At least 30,000 US organizations, small businesses and government offices were victims of Microsoft Exchange hack
A purported Chinese hacking group exploited bugs in Microsoft's email software system to steal data from US organizations and agencies.
At least 30,0000 organizations across the US have been hacked over the last few days through flaws in Microsoft's Exchange server email software, sources familiar with the matter told KrebsOnSecurity.
The "unusually aggressive Chinese cyber espionage unit" that Microsoft calls "Hafnium" is focusing on stealing emails from a range of victims, including companies, small businesses, and local governments, Krebs said.
The group exploited four flaws in Microsoft's Exchange servers. The bugs gave attackers full remote control over the affected systems.
With each hacking incident, the group left behind a hacking tool called "web shell" that is protected by an easy password and could be accessed from any internet browser, the cybersecurity blog said.

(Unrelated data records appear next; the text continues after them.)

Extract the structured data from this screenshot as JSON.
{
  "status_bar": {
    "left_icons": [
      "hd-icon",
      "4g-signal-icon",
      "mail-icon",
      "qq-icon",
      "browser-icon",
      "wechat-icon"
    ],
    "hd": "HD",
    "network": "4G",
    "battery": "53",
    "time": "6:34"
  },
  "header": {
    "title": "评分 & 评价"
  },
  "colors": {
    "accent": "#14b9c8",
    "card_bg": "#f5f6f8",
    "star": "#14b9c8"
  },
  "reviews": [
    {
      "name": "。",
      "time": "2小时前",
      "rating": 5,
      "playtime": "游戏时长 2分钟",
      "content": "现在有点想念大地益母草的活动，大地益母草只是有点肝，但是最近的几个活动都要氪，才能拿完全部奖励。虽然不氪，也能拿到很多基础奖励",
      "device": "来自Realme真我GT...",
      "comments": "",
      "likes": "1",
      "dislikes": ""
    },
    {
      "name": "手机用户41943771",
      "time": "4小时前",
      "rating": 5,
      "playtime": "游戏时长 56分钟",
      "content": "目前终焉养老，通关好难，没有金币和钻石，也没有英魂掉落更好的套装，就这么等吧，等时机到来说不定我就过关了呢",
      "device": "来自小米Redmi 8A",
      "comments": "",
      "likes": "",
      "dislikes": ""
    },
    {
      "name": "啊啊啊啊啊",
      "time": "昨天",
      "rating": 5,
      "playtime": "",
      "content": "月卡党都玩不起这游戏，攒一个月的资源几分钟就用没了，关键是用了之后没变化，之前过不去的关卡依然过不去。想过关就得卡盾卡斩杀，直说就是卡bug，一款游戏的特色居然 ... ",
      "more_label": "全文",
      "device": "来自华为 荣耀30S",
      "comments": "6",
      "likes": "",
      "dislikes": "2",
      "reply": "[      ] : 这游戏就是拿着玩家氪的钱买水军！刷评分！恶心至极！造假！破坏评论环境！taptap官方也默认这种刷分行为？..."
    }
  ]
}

This tool allowed hackers to have administrative access to computer servers.
Microsoft released a security update this week to patch Exchange versions from 2013 to 2019. Microsoft recommended users immediately install updates to the Exchange product, which is primarily used by business customers. The company also said that it informed appropriate US government agencies about the breach.
Microsoft said the email system is used by organizations including companies, infectious disease researchers, defense contractors, law firms, NGOs, and universities.
The purported Chinese hacking group is responsible for seizing control over hundreds of thousands of Microsoft Exchange servers worldwide, two anonymous cybersecurity experts told KrebsOnSecurity.
Chinese Foreign Ministry spokesman Wang Wenbin responded to Microsoft's accusations in a Wednesday press briefing, saying there was not enough evidence to draw a conclusion on the Exchange hack's origins, according to Bloomberg.
This is the eighth time in the last 12 months that Microsoft has publicly reported state-sponsored hacks.
White House Press Secretary Jen Psaki said in a press briefing on Friday that the weaknesses found in Microsoft's Exchange Servers were "significant."
"We're concerned that there are a large number of victims," she added.
The Prague municipality and the Czech Ministry for Labor and Social Affairs were impacted by the Hafnium server breach, according to Reuters who cited a European cyber official briefed on the issue.